Influence of chemical pressure effects on nonlinear thermal conductivity of intrinsically granular superconductors
Sergei Sergeenkov

TL;DR
This paper models how chemical pressure influences the nonlinear thermal conductivity in granular superconductors, predicting significant enhancement under specific field conditions, with potential for experimental observation.
Contribution
It introduces a 2D Josephson junction array model to analyze chemical pressure effects on NLTC in granular superconductors, highlighting a novel enhancement mechanism.
Findings
NLTC can be substantially enhanced when chemoelectric and thermoelectric fields match.
The model parameters are realistic for experimental verification.
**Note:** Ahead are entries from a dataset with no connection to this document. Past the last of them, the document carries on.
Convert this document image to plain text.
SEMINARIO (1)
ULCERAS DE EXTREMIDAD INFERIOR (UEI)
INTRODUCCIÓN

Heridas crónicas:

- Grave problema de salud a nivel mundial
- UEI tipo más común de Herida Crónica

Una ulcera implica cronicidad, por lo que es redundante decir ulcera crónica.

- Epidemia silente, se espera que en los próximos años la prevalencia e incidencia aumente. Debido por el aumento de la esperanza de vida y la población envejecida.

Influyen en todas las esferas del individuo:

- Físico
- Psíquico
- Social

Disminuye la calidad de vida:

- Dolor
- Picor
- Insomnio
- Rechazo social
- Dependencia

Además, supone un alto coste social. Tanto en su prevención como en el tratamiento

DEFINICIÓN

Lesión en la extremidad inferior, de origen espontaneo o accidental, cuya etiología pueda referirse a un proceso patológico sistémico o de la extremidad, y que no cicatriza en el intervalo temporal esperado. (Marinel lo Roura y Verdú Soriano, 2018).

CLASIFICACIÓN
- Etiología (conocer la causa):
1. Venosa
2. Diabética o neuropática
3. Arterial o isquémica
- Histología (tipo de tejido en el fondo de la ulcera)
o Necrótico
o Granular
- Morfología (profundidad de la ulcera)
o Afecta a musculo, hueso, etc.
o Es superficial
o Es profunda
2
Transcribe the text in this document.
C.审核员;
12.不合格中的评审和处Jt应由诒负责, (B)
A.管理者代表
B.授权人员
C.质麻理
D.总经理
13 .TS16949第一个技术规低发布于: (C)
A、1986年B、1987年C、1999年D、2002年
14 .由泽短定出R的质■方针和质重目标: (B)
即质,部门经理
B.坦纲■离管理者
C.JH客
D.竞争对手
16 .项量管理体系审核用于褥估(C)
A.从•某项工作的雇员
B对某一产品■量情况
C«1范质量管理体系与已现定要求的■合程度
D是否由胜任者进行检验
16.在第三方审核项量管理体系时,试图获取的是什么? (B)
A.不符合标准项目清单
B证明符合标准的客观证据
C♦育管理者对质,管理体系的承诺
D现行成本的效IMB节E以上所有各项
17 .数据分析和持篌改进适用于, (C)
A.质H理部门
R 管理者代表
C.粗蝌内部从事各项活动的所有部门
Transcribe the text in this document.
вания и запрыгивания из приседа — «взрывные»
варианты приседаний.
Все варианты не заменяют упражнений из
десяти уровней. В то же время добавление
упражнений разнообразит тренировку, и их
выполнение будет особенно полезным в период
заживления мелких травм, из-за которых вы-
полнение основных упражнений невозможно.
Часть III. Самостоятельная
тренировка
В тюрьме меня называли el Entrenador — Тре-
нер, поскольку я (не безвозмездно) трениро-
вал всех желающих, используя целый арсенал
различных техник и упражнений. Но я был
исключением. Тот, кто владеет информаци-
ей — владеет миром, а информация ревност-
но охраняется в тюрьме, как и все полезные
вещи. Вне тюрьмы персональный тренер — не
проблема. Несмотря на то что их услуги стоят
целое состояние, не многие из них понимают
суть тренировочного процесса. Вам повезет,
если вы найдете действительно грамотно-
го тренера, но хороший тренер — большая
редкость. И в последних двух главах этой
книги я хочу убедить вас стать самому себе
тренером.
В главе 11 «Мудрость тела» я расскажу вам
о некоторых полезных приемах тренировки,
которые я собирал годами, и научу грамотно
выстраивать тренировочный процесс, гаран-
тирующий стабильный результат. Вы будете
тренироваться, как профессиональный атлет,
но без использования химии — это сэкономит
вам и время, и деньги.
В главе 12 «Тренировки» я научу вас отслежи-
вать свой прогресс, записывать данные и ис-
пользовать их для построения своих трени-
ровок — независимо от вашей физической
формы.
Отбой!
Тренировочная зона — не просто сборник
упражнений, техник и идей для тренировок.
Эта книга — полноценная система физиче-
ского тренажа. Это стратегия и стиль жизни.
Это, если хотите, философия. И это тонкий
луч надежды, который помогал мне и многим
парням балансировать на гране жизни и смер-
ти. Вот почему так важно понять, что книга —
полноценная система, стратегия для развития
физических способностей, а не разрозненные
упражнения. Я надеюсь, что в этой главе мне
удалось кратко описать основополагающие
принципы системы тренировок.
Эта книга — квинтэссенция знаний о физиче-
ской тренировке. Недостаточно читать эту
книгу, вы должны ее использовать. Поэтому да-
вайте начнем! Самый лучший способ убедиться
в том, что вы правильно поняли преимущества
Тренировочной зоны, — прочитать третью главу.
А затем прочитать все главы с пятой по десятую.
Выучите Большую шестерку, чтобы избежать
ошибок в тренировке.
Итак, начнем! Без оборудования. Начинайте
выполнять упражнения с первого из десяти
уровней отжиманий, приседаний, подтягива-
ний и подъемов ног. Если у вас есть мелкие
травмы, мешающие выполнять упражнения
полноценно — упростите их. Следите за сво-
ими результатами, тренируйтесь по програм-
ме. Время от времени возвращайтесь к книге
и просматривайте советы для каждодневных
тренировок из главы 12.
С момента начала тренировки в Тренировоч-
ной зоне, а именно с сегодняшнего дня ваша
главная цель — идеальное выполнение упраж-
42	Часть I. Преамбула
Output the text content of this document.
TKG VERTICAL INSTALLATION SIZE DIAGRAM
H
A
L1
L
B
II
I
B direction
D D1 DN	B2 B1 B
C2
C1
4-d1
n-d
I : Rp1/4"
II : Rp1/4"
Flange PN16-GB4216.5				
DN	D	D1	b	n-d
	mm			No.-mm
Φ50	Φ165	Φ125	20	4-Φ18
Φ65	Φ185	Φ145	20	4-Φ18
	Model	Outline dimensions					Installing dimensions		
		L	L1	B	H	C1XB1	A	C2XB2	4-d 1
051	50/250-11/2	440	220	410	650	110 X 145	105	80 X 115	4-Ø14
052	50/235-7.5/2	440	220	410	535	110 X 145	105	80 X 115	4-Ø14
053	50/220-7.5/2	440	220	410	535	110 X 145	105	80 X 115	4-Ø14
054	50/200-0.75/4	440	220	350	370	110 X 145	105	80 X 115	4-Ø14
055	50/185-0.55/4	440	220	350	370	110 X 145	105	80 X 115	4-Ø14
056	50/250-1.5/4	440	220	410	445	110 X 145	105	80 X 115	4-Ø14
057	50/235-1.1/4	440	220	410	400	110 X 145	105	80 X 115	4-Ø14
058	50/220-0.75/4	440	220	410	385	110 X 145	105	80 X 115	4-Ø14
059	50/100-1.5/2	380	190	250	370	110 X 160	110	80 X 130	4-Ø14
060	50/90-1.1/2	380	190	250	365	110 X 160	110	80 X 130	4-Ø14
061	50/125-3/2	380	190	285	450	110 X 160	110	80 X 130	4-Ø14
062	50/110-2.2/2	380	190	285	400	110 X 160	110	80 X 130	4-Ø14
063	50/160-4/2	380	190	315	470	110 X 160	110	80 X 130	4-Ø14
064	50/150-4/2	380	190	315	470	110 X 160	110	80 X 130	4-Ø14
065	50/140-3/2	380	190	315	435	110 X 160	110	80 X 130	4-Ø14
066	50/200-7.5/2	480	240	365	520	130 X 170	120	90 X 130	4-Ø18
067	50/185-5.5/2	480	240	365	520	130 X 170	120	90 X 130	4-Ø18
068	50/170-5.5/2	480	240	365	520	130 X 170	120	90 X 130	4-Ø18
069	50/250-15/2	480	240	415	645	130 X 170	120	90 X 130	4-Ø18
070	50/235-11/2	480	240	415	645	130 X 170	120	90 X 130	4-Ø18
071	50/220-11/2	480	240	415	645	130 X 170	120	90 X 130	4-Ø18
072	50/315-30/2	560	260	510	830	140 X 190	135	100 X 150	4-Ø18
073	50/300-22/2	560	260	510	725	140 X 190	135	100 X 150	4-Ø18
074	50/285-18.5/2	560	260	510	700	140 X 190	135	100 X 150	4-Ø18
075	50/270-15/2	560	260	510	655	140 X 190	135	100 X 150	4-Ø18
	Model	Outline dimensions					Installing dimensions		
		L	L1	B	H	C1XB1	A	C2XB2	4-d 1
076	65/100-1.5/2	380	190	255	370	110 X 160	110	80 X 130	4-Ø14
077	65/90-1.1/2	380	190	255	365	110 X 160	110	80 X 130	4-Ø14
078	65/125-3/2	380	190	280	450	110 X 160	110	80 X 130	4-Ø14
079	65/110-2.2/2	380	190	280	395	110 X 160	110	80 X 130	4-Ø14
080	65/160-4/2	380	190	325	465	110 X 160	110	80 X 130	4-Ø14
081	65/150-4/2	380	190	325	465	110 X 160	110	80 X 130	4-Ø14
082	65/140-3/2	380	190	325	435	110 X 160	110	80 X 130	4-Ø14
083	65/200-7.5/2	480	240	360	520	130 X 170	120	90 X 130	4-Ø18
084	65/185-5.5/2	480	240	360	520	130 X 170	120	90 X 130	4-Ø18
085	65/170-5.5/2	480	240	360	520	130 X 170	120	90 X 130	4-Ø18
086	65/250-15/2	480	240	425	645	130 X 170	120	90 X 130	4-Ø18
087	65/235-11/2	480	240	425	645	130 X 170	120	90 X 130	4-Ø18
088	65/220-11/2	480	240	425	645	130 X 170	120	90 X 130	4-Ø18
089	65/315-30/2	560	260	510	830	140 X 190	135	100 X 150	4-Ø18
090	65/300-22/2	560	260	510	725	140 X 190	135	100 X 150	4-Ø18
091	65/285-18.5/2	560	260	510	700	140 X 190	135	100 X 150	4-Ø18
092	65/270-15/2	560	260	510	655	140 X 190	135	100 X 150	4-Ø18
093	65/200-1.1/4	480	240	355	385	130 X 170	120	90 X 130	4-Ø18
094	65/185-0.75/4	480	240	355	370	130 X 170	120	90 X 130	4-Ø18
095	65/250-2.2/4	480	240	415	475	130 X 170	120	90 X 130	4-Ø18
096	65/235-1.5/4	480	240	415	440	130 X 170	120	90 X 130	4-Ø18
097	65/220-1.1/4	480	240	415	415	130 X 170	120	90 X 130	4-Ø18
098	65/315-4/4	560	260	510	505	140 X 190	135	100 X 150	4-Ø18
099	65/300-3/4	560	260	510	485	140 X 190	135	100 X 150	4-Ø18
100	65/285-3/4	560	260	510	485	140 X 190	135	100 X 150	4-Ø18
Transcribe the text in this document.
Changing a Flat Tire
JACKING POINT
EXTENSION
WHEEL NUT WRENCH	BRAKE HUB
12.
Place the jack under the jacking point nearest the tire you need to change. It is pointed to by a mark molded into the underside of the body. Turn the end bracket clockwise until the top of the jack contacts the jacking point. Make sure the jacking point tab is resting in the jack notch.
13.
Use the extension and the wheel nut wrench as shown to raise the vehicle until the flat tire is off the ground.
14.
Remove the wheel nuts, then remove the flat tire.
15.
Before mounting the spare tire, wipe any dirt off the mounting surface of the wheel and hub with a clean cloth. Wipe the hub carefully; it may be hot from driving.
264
Chemical pressure effects are significant in non-stoichiometric superconductors.
Abstract
Using a 2D model of capacitively coupled Josephson junction arrays (created by a network of twin boundary dislocations with strain fields acting as an insulating barrier between hole-rich domains in underdoped crystals), we study the influence of chemical pressure on nonlinear thermal conductivity (NLTC) of an intrinsically granular superconductor. Quite a substantial enhancement of NLTC is predicted when intrinsic chemoelectric field closely matches the externally produced thermoelectric field. The estimates of the model parameters suggest a realistic possibility to experimentally monitor this effect in non-stoichiometric superconductors.